By Oliver Feindt, IAT, University of Bremen
Regenerative energies are increasingly being used to generate heat in district heating networks. This conversion requires an increasingly decentralized heat supply with smalle generating units and increases the complexity of the operation and the controls nets. Hereby, the optimal mode for the operation of the heat generation and distribution systems poses a great challenge.

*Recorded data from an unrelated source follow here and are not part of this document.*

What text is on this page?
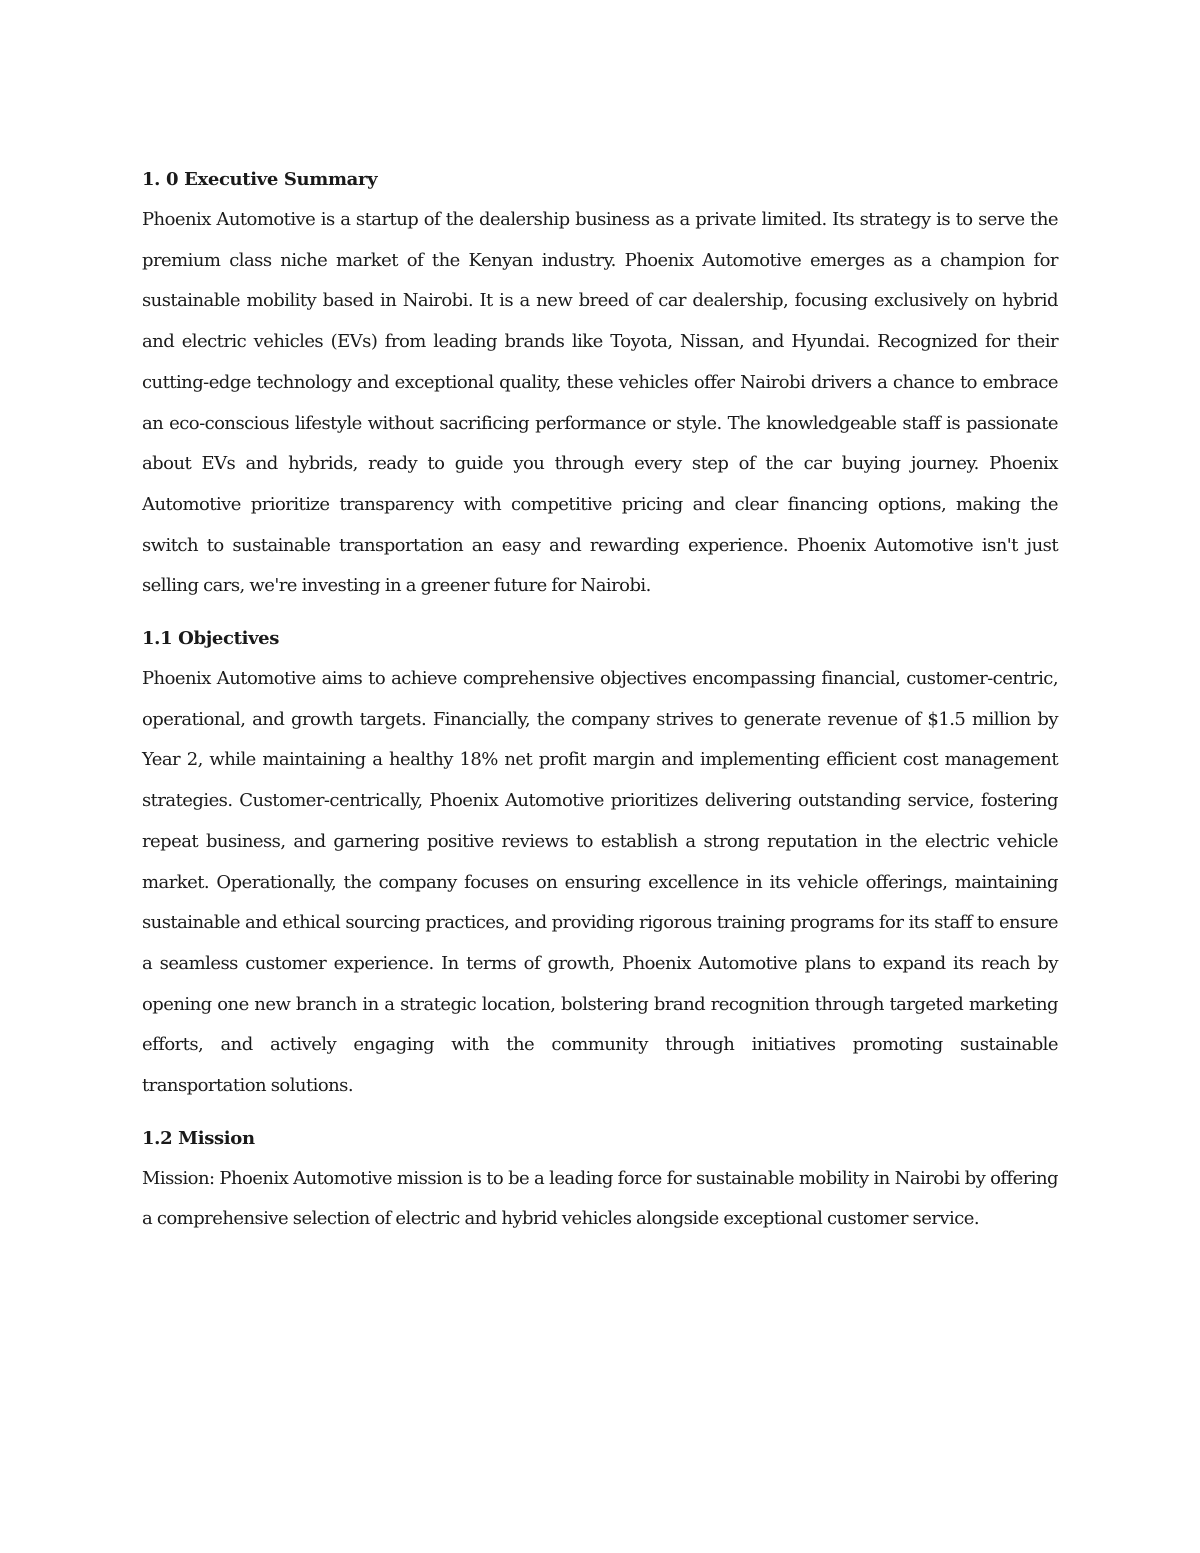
1. 0 Executive Summary

Phoenix Automotive is a startup of the dealership business as a private limited. Its strategy is to serve the premium class niche market of the Kenyan industry. Phoenix Automotive emerges as a champion for sustainable mobility based in Nairobi. It is a new breed of car dealership, focusing exclusively on hybrid and electric vehicles (EVs) from leading brands like Toyota, Nissan, and Hyundai. Recognized for their cutting-edge technology and exceptional quality, these vehicles offer Nairobi drivers a chance to embrace an eco-conscious lifestyle without sacrificing performance or style. The knowledgeable staff is passionate about EVs and hybrids, ready to guide you through every step of the car buying journey. Phoenix Automotive prioritize transparency with competitive pricing and clear financing options, making the switch to sustainable transportation an easy and rewarding experience. Phoenix Automotive isn't just selling cars, we're investing in a greener future for Nairobi.

1.1 Objectives

Phoenix Automotive aims to achieve comprehensive objectives encompassing financial, customer-centric, operational, and growth targets. Financially, the company strives to generate revenue of $1.5 million by Year 2, while maintaining a healthy 18% net profit margin and implementing efficient cost management strategies. Customer-centrically, Phoenix Automotive prioritizes delivering outstanding service, fostering repeat business, and garnering positive reviews to establish a strong reputation in the electric vehicle market. Operationally, the company focuses on ensuring excellence in its vehicle offerings, maintaining sustainable and ethical sourcing practices, and providing rigorous training programs for its staff to ensure a seamless customer experience. In terms of growth, Phoenix Automotive plans to expand its reach by opening one new branch in a strategic location, bolstering brand recognition through targeted marketing efforts, and actively engaging with the community through initiatives promoting sustainable transportation solutions.

1.2 Mission

Mission: Phoenix Automotive mission is to be a leading force for sustainable mobility in Nairobi by offering a comprehensive selection of electric and hybrid vehicles alongside exceptional customer service.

Together with the utility Munich, the University of Bremen is developing a control concept with the aim of optimal operation of the increasigliy complex district heating netwok. Currently, a common Optimization of generator performance and flow temperatures with respect to economic aspects is utilized. A heat load forecast is carried out and the optimal distribution of the heat load is proposed subsequently, whereby the district heating network itself is only considered in a simplified way. The determined setpoint suggestions are then implemented as far as possible by operating personnel. As an extension of this approach, a model predictive control (MPC) using a network simulation is applied. The regulation should verify all relevant hydraulic and thermal boundary conditions of the network. In case economically optimized setpoints cannot be implemented, the new approoach generates new setpoints as close as possible to the given economic optimum.
Both physical network models and methods such as machine learning and system identification are used for the formulation of the proposed simulation. Different methods are also compared for the realization of MPC. In this work, the results of analyzing district heating networks with various complexity are presented and open points, advantages and disadvantages of the proposed concept are discussed.